Methodology

Overview of the bi-weekly research pipeline. Open documentation of how factors are constructed, how models are blended, how options strategies are priced, and how every fallback and NaN is logged.

Pipeline Overview

Universe & Data Collection

We select US mega-cap equities from the S&P 100, filtered for sufficient options liquidity. Price, volume, and fundamental data sourced from standard market data providers with daily reconciliation checks.

Cross-Sectional Factor Construction

Multiple cross-sectional factors are computed per stock spanning momentum, mean-reversion, fundamental quality, analyst sentiment, and volatility metrics. Each factor undergoes information coefficient (IC) testing; weak factors are pruned. Remaining factors are winsorized and normalized.

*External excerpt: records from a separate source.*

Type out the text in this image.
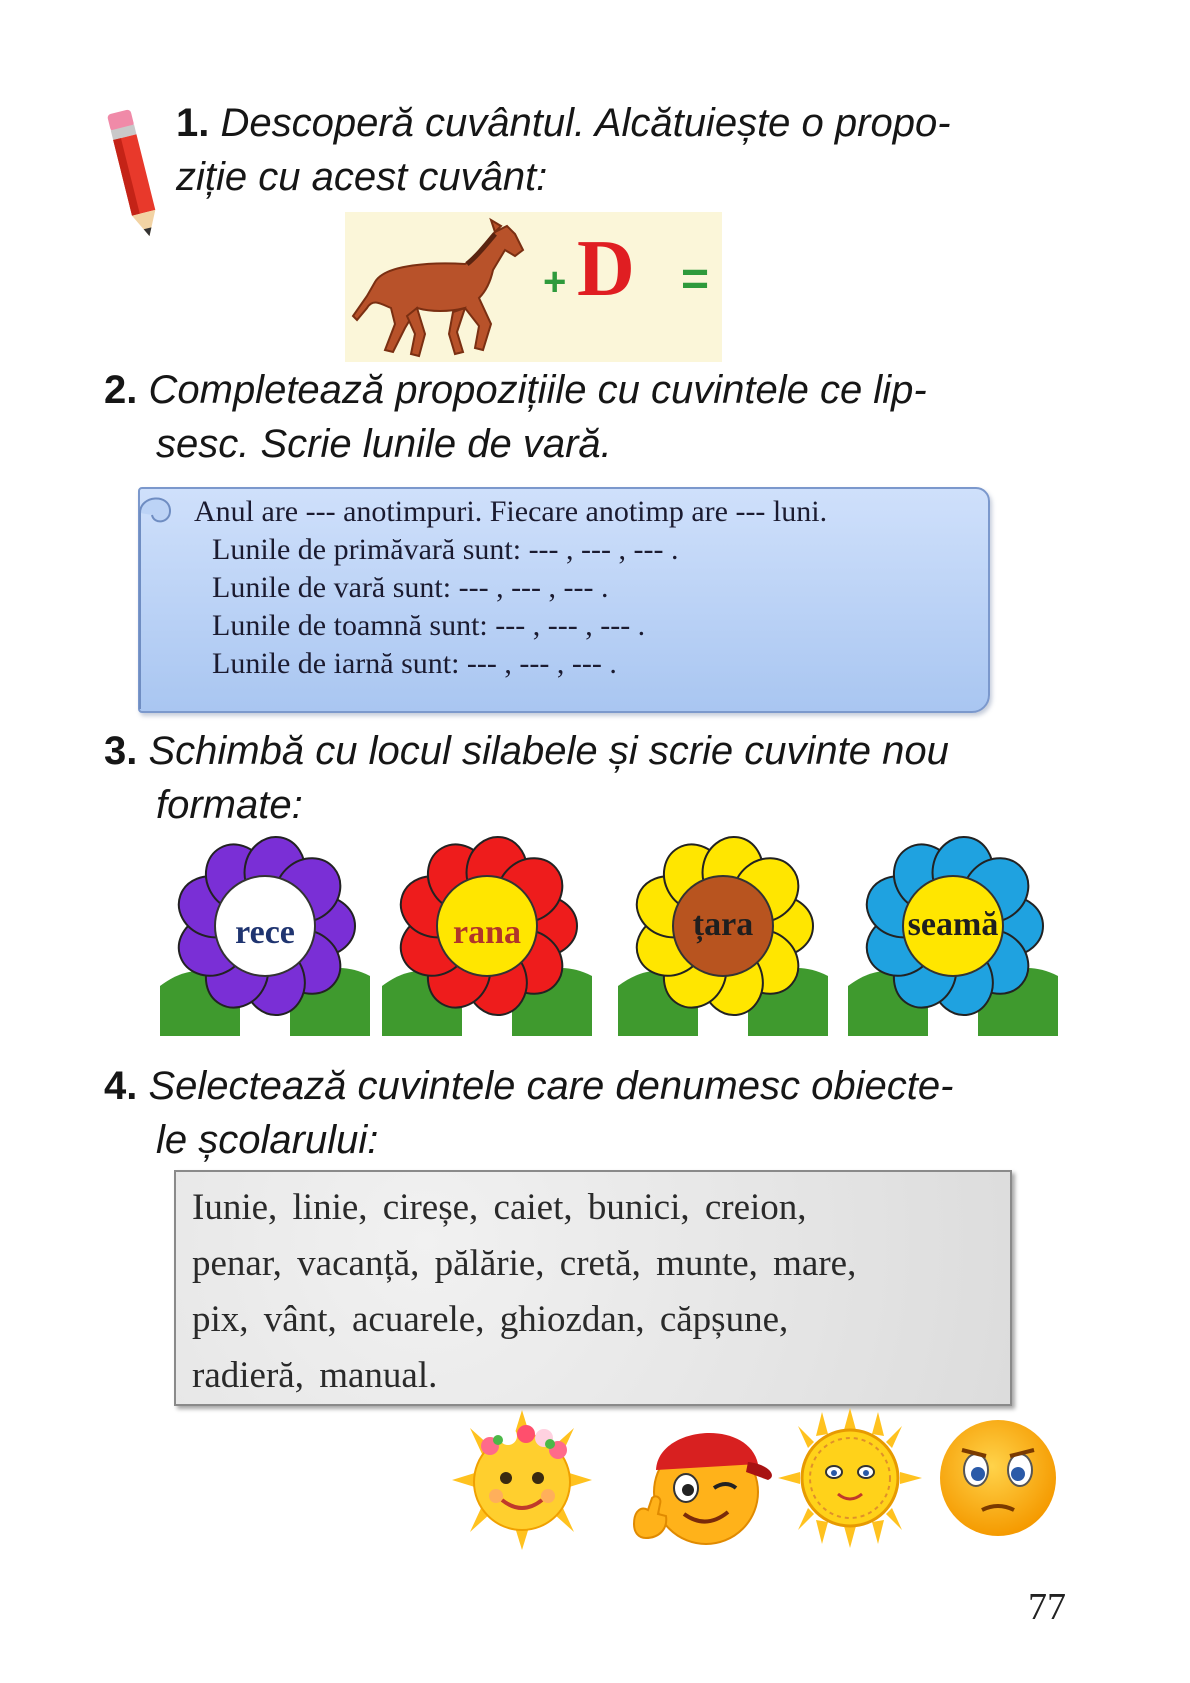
1. Descoperă cuvântul. Alcătuiește o propo-
ziție cu acest cuvânt:
+ D =
2. Completează propozițiile cu cuvintele ce lip-
sesc. Scrie lunile de vară.
Anul are --- anotimpuri. Fiecare anotimp are --- luni.
Lunile de primăvară sunt: --- , --- , --- .
Lunile de vară sunt: --- , --- , --- .
Lunile de toamnă sunt: --- , --- , --- .
Lunile de iarnă sunt: --- , --- , --- .
3. Schimbă cu locul silabele și scrie cuvinte nou
formate:
rece	rana	țara	seamă
4. Selectează cuvintele care denumesc obiecte-
le școlarului:
Iunie, linie, cireșe, caiet, bunici, creion,
penar, vacanță, pălărie, cretă, munte, mare,
pix, vânt, acuarele, ghiozdan, căpșune,
radieră, manual.
77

Adaptive Ensemble Estimation

Multiple machine learning models are trained on the factor matrix. Model weights are determined dynamically based on out-of-sample performance and adjusted for the current VIX regime. Shrinkage is applied to blended estimates to reduce overconfidence.

Monte Carlo Simulation & Vol Surface

Large-scale Monte Carlo simulation per stock generates model-implied volatility. This is compared against market-quoted implied volatility to compute a volatility edge metric that informs options strategy selection.

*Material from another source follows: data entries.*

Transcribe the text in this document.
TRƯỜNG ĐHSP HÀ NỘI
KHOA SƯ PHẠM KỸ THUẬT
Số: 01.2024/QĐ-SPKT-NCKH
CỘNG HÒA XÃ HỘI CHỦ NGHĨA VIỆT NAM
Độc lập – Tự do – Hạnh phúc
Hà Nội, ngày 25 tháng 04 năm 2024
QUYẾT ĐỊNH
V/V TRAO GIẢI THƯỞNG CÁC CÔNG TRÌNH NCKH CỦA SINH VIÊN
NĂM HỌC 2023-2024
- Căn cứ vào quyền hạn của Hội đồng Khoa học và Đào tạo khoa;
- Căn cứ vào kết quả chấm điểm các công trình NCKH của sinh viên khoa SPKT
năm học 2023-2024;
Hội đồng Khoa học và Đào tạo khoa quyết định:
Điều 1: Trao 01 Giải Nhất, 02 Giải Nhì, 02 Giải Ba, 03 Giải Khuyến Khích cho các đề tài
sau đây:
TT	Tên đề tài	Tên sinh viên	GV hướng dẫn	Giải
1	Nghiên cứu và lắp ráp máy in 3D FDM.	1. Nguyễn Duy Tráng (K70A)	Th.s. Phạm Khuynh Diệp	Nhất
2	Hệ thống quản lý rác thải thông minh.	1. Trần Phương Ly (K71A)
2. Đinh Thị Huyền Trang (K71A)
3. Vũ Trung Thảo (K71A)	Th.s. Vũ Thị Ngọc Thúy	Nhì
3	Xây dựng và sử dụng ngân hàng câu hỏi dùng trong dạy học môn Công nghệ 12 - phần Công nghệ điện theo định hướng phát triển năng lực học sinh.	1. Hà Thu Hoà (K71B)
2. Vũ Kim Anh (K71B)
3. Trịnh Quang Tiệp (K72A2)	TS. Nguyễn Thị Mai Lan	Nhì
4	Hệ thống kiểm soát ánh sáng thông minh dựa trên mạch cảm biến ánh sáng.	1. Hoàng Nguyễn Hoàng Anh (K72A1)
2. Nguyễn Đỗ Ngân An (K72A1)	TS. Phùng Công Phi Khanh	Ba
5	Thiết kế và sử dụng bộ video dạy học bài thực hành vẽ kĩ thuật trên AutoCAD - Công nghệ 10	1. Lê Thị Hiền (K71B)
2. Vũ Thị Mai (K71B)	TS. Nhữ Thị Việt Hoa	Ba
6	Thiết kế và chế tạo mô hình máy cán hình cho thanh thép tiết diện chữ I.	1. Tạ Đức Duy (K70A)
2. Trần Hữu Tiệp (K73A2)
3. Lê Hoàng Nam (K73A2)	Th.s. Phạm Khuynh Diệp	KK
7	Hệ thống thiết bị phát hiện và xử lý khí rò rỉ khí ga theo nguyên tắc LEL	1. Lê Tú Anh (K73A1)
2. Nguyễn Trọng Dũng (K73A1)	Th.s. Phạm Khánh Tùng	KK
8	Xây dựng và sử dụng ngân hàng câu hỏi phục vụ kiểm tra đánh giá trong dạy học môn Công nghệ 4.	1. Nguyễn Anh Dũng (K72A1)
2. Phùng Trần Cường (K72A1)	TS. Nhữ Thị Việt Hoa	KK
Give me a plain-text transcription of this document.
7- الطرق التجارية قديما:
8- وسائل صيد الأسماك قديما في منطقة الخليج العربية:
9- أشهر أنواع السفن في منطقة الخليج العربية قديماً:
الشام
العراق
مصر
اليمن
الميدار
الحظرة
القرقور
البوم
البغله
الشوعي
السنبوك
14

Options Strategy Selection

Multiple options strategies are evaluated per stock and re-priced using an evidence-based spread model trained on real options chain data. Strategies that appear profitable before execution costs but are unprofitable after are eliminated.

Portfolio Construction

Position sizing uses a drawdown-adjusted methodology with sector diversification constraints. Options allocation is capped based on conviction tier. The result is a fully specified portfolio with conviction-tiered overlays.

What Makes This Different

Real Execution Costs

Most backtests assume zero spread costs. We train a spread model on real options chain data and apply half-spread-per-leg costs. This eliminates a significant fraction of apparently profitable strategies.

Regime Awareness

Model behavior changes across VIX regimes. Rather than using fixed weights, our ensemble dynamically adjusts which models receive more influence based on the current volatility environment.

Volatility Edge

Beyond directional estimates, we compare model-implied vol against market-implied vol. This vol-edge metric informs hypothetical strategy selection between directional options and premium-selling strategies.

Conviction Tiers

Model outputs are categorized by estimate strength and model confidence. Higher-conviction outputs receive hypothetical options overlays; lower-conviction outputs are equity-only with smaller position sizes.

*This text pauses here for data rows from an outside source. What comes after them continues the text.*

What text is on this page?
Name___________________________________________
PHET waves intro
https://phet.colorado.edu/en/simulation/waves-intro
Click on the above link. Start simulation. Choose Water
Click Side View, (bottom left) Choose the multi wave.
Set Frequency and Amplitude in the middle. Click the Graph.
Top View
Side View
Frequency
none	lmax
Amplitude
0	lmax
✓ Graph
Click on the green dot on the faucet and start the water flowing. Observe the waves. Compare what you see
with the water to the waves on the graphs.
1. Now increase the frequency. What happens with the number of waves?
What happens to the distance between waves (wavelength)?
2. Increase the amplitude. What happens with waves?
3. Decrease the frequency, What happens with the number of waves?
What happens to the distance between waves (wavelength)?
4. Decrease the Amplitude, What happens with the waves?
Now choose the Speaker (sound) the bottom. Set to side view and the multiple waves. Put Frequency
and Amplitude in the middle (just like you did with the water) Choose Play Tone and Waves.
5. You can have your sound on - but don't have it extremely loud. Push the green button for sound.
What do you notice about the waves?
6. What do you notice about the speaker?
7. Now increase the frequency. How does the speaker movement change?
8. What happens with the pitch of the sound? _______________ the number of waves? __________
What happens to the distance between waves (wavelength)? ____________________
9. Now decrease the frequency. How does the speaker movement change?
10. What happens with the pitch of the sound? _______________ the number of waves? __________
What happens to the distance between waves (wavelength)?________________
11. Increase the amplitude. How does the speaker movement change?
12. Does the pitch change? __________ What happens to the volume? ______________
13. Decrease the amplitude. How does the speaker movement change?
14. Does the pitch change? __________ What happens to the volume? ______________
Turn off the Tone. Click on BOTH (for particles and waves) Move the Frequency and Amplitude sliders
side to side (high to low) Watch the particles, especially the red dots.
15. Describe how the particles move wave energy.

Full Pipeline Documentation

The complete pipeline manual — including factor definitions, model hyperparameters, ensemble weights, tier thresholds, spread model specification, and the significance battery (Deflated Sharpe, stationary bootstrap, purged hold-out) — lives in the public repository alongside the code that produces every signal.

Repository

pipeline/MANUAL.md
pipeline/README.md
pipeline/config/pipeline_config.yaml

Reproducibility

Pinned lockfile (requirements-lock.txt)
Per-run artifacts under pipeline/output/<run_id>/
Permanent snapshots

Honesty

Every run writes significance.json
Live-vs-backtest tracker
All fallbacks logged, all NaNs preserved

This methodology document describes quantitative research techniques for educational purposes only. It is NOT investment advice and should not be used as the basis for any investment decision. Model outputs are hypothetical and past performance is not indicative of future results.